Not quite. Below, char array taker1 is converted to the address of the first element when passed to the function. Like-wise for taker2, str

split(taker1, taker2, str);

split() receives 3 pointers, even though it may look like arrays.

void split(char take1[],char take2[], char str[]){
// same as 
void split(char *take1, char *take2, char *str) {

The body of split() then uses these pointers to manipulate data. Recall these pointers point to main's str[], taker1[], taker2[]. When splt() is done, printf("%s\n%s\n", taker1, taker2) ; shows the effect.

---

¹ Except when it is the operand of the sizeof operator, or the unary & operator, or is a string literal used to initialize an array, an expression that has type “array of type” is converted to an expression with type “pointer to type” that points to the initial element of the array object and is not an lvalue. C17dr

Answer 2

char take[] is essentially the same as char *take. So you actually passing the pointer.

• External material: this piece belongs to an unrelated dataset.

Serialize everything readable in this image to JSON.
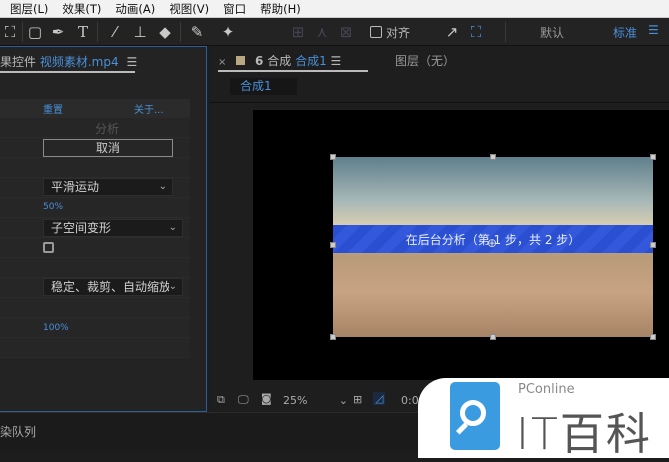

In char taker[30] case for example taker itself is a pointer and taker[n] is equivalent to *(taker + n).

Answer 3

EXPLANATION

This is because, in C, an array declaration decays to a pointer internally (Refer to the citation at the end for details). When you declare char a[], it is the same as declaring char* a. In both of these cases, a stores the memory address of the first element of the array. But, in the case of variables like plain integers or characters, such as int x = 10;, the variable x will actually store the value 10.

When you declare an array such as

char a[10];

the object designated by the expression a is an array (i.e., a contiguous block of memory large enough to hold 10 character values a.k.a string), and the type of the expression a is an "array of 10 character elements", or char[10]. The expression a is implicitly converted to char *, and its value is the address of the first element.

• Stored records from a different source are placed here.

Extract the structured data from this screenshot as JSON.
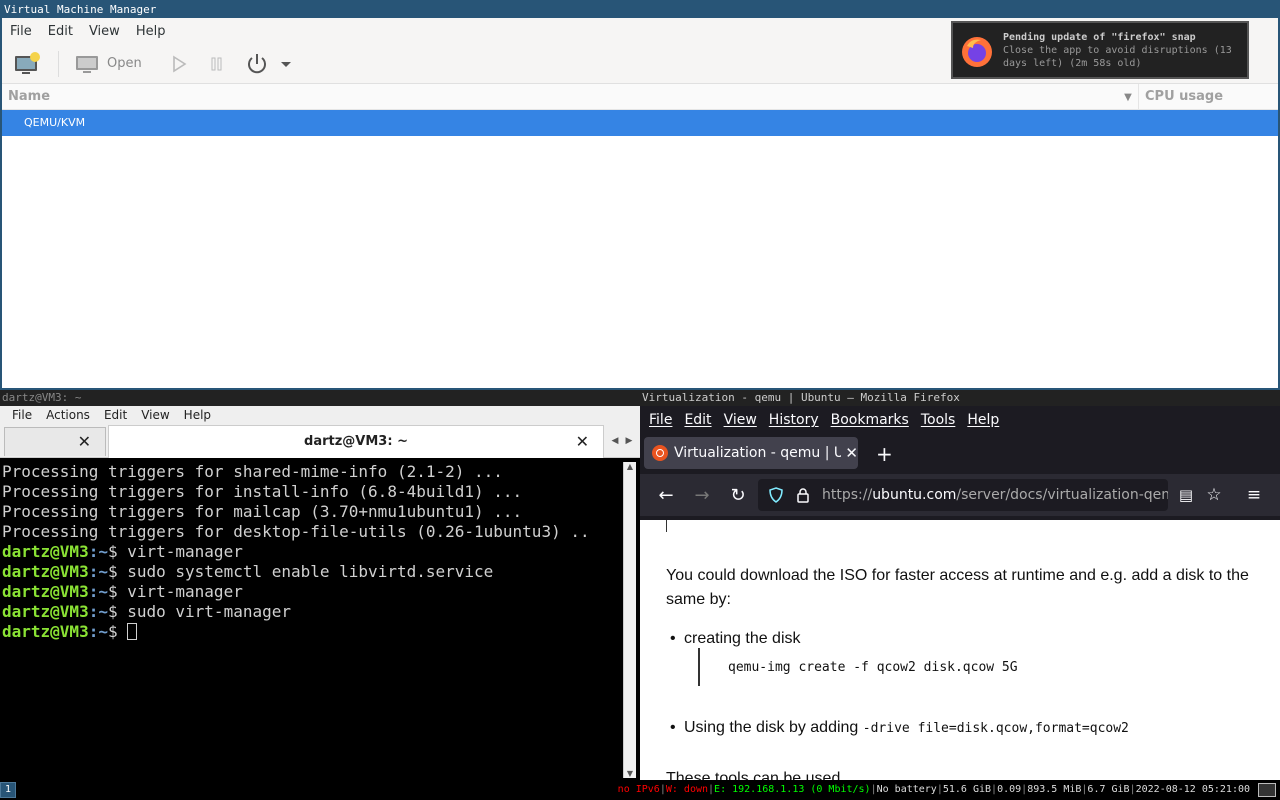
{
  "vmm": {
    "title": "Virtual Machine Manager",
    "menu": [
      "File",
      "Edit",
      "View",
      "Help"
    ],
    "toolbar": {
      "open_label": "Open"
    },
    "columns": {
      "name": "Name",
      "cpu": "CPU usage"
    },
    "rows": [
      "QEMU/KVM"
    ]
  },
  "notification": {
    "title": "Pending update of \"firefox\" snap",
    "body1": "Close the app to avoid disruptions (13",
    "body2": "days left) (2m 58s old)"
  },
  "terminal": {
    "title": "dartz@VM3: ~",
    "menu": [
      "File",
      "Actions",
      "Edit",
      "View",
      "Help"
    ],
    "tab_title": "dartz@VM3: ~",
    "output": [
      "Processing triggers for shared-mime-info (2.1-2) ...",
      "Processing triggers for install-info (6.8-4build1) ...",
      "Processing triggers for mailcap (3.70+nmu1ubuntu1) ...",
      "Processing triggers for desktop-file-utils (0.26-1ubuntu3) .."
    ],
    "prompt_user": "dartz@VM3",
    "prompt_path": ":~",
    "prompt_sign": "$ ",
    "commands": [
      "virt-manager",
      "sudo systemctl enable libvirtd.service",
      "virt-manager",
      "sudo virt-manager"
    ]
  },
  "firefox": {
    "title": "Virtualization - qemu | Ubuntu — Mozilla Firefox",
    "menu": [
      "File",
      "Edit",
      "View",
      "History",
      "Bookmarks",
      "Tools",
      "Help"
    ],
    "tab_label": "Virtualization - qemu | Ub",
    "url_prefix": "https://",
    "url_host": "ubuntu.com",
    "url_path": "/server/docs/virtualization-qemu",
    "para": "You could download the ISO for faster access at runtime and e.g. add a disk to the same by:",
    "bullet1": "creating the disk",
    "code1": "qemu-img create -f qcow2 disk.qcow 5G",
    "bullet2_text": "Using the disk by adding ",
    "bullet2_code": "-drive file=disk.qcow,format=qcow2",
    "cut_text": "These tools can be used…"
  },
  "statusbar": {
    "workspace": "1",
    "ipv6": "no IPv6",
    "wifi": "W: down",
    "eth": "E: 192.168.1.13 (0 Mbit/s)",
    "battery": "No battery",
    "disk": "51.6 GiB",
    "load": "0.09",
    "mem": "893.5 MiB",
    "mem2": "6.7 GiB",
    "datetime": "2022-08-12 05:21:00"
  }
}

Thus, when you pass an array variable to a function, you are actually passing the memory address (or base address) of the array. And since you have written your function declaration as:

void split(char take1[],char take2[], char str[])

It is the same as writing:

void split(char *take1,char *take2, char *str)

And, in your function call which is:

split(taker1,taker2,str);

taker1, taker2 and str actually contain base addresses of the respective character arrays (i.e. string). So you don't explicitly have to mention the address_of operator (&) along with the array variables in the function call.

The code you have posted can also be written as follows:

void split(char *take1,char *take2, char *str){
    int i=0,j=0,yes=0;
    while(*(str+i) != '\0'){
        if(*(str+i) == '*'){
            yes=1;
            i++;
        }
        if(yes==0){
            *(take1+i) = *(str+i);
        }
        else if (yes!=0){
            *(take2+i) = *(str+i);
            j++;
        }
        i++;
    }
}
int main(){
    char taker1[30], taker2[30];
    char str[30] = "Hello*world";
    split(taker1, taker2, str);
    printf("%s\n%s\n", taker1, taker2) ;
    return 0;
}

Notice the interchanged array operator([]) and and dereference operator(*). Hint: Writing arr[5] is the same as *(arr + 5).

LONG STORY SHORT:

• In C, arrays are passed by reference. Normal variables are passed by value.
• Array variables can be treated as pointers.
• You ought to normally skip the & with array variables in function calls.

BONUS

The aforementioned reason is also why we don't use & in scanf() for string variables (with %s format specifier), i.e.,

char str[10];
scanf("%s", str);

But in the case of integers or other primaries:

int num;
scanf("%d", &num);

Also, you will get a better understanding of the concepts involved after going through dynamic memory allocation in C.

CITATION

Here's the exact language from the C standard (n1256):

6.3.2.1 Lvalues, arrays, and function designators ... 3 Except when it is the operand of the sizeof operator or the unary & operator or is a string literal used to initialize an array, an expression that has type ‘‘array of type’’ is converted to an expression with type ‘‘pointer to type’’ that points to the initial element of the array object and is not an lvalue. If the array object has register storage class, the behavior is undefined.